3
\$\begingroup\$

I did huge review of linkedlist implementations and all of them include separate new call fornode part for entry, which has *next and T* entry values.

As a person with strong C knowledge, I know what memory fragmentation means and I want to avoid too many dynamic allocations using new keyword. Application will be for embedded systems and as a first part, I have my own new and delete operators, overloaded.

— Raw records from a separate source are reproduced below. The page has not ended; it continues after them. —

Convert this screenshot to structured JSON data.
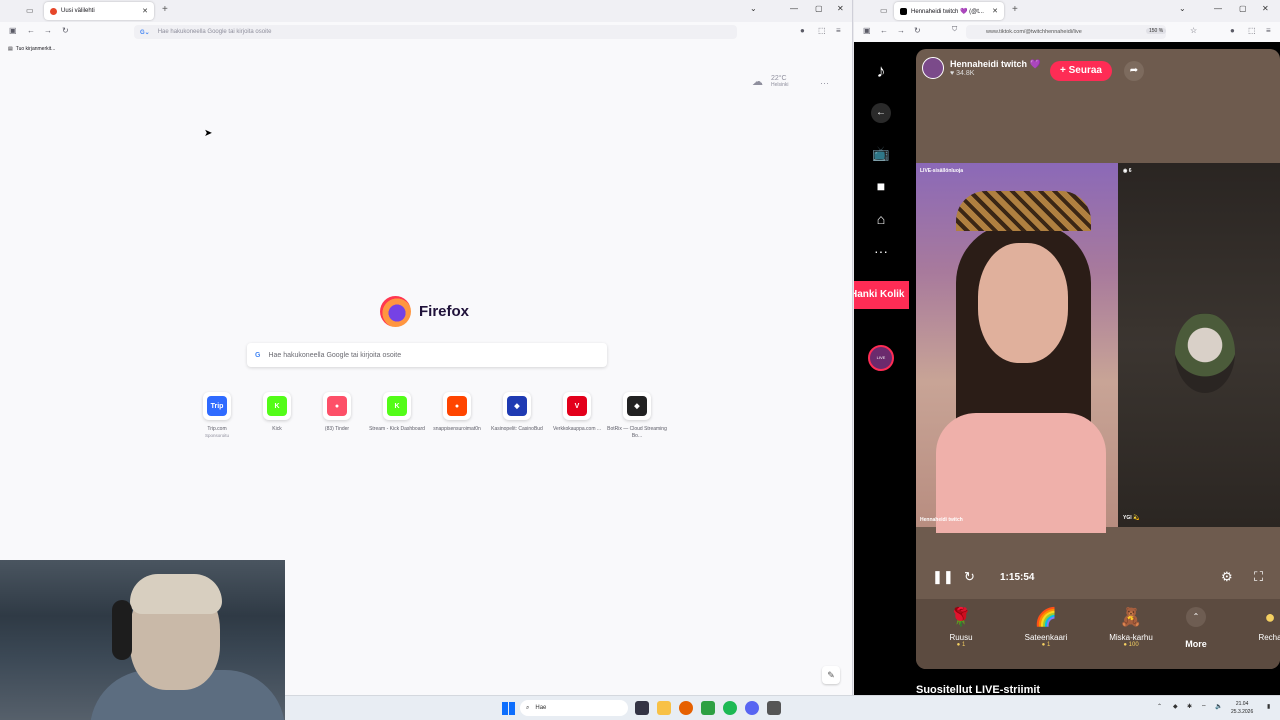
{
  "left_browser": {
    "tab_title": "Uusi välilehti",
    "urlbar_placeholder": "Hae hakukoneella Google tai kirjoita osoite",
    "bookmarks_import": "Tuo kirjanmerkit...",
    "weather_temp": "22°C",
    "weather_city": "Helsinki",
    "brand": "Firefox",
    "search_placeholder": "Hae hakukoneella Google tai kirjoita osoite",
    "shortcuts": [
      {
        "label": "Trip.com",
        "sub": "Sponsoroitu",
        "icon": "Trip",
        "color": "#2f6bff"
      },
      {
        "label": "Kick",
        "sub": "",
        "icon": "K",
        "color": "#53fc18"
      },
      {
        "label": "(83) Tinder",
        "sub": "",
        "icon": "●",
        "color": "#fd5068"
      },
      {
        "label": "Stream - Kick Dashboard",
        "sub": "",
        "icon": "K",
        "color": "#53fc18"
      },
      {
        "label": "snappisensuroimat0n",
        "sub": "",
        "icon": "●",
        "color": "#ff4500"
      },
      {
        "label": "Kasinopelit: CasinoBud",
        "sub": "",
        "icon": "◆",
        "color": "#1f3bb3"
      },
      {
        "label": "Verkkokauppa.com ...",
        "sub": "",
        "icon": "V",
        "color": "#e3001b"
      },
      {
        "label": "BotRix — Cloud Streaming Bo...",
        "sub": "",
        "icon": "◆",
        "color": "#222"
      }
    ]
  },
  "right_browser": {
    "tab_title": "Hennaheidi twitch 💜 (@t...",
    "url": "www.tiktok.com/@twitchhennaheidi/live",
    "zoom": "150 %",
    "banner_text": "Hanki Kolik",
    "host_name": "Hennaheidi twitch 💜",
    "host_likes": "♥ 34.8K",
    "follow_label": "+ Seuraa",
    "viewers": "6",
    "live_label": "LIVE-sisällönluoja",
    "left_name": "Hennaheidi twitch",
    "right_name": "YGI 💫",
    "timer": "1:15:54",
    "gifts": [
      {
        "name": "Ruusu",
        "price": "1",
        "icon": "🌹"
      },
      {
        "name": "Sateenkaari",
        "price": "1",
        "icon": "🌈"
      },
      {
        "name": "Miska-karhu",
        "price": "100",
        "icon": "🧸"
      }
    ],
    "more_label": "More",
    "recharge_label": "Recha",
    "recommend_title": "Suositellut LIVE-striimit",
    "live_badge": "LIVE"
  },
  "taskbar": {
    "search_placeholder": "Hae",
    "time": "21.04",
    "date": "25.3.2026"
  }
}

I want that my linkedlist node is part of my class, thus I created some test code. I'm not expert in C++ and I want you to take a look into the code and tell me if this code even makes any sense.

Idea is like this:

  • There is one template class LinkedListRoot which holds information about first, last entries and count as number of elements on a list. To add a new entry to list, you have to call add method of root entry.
  • There is second template class LinkedListNode which holds information about next element on a list, prev element on linked list and pointer to actual entry. I don't want to dynamically allocate this for every entry, but I want that this is already part of entry when I allocate entry itself.
  • Then I have a Widget class which uses linkedlist approach, and class also has LinkedListRoot class which allows me that each widget has children widgets.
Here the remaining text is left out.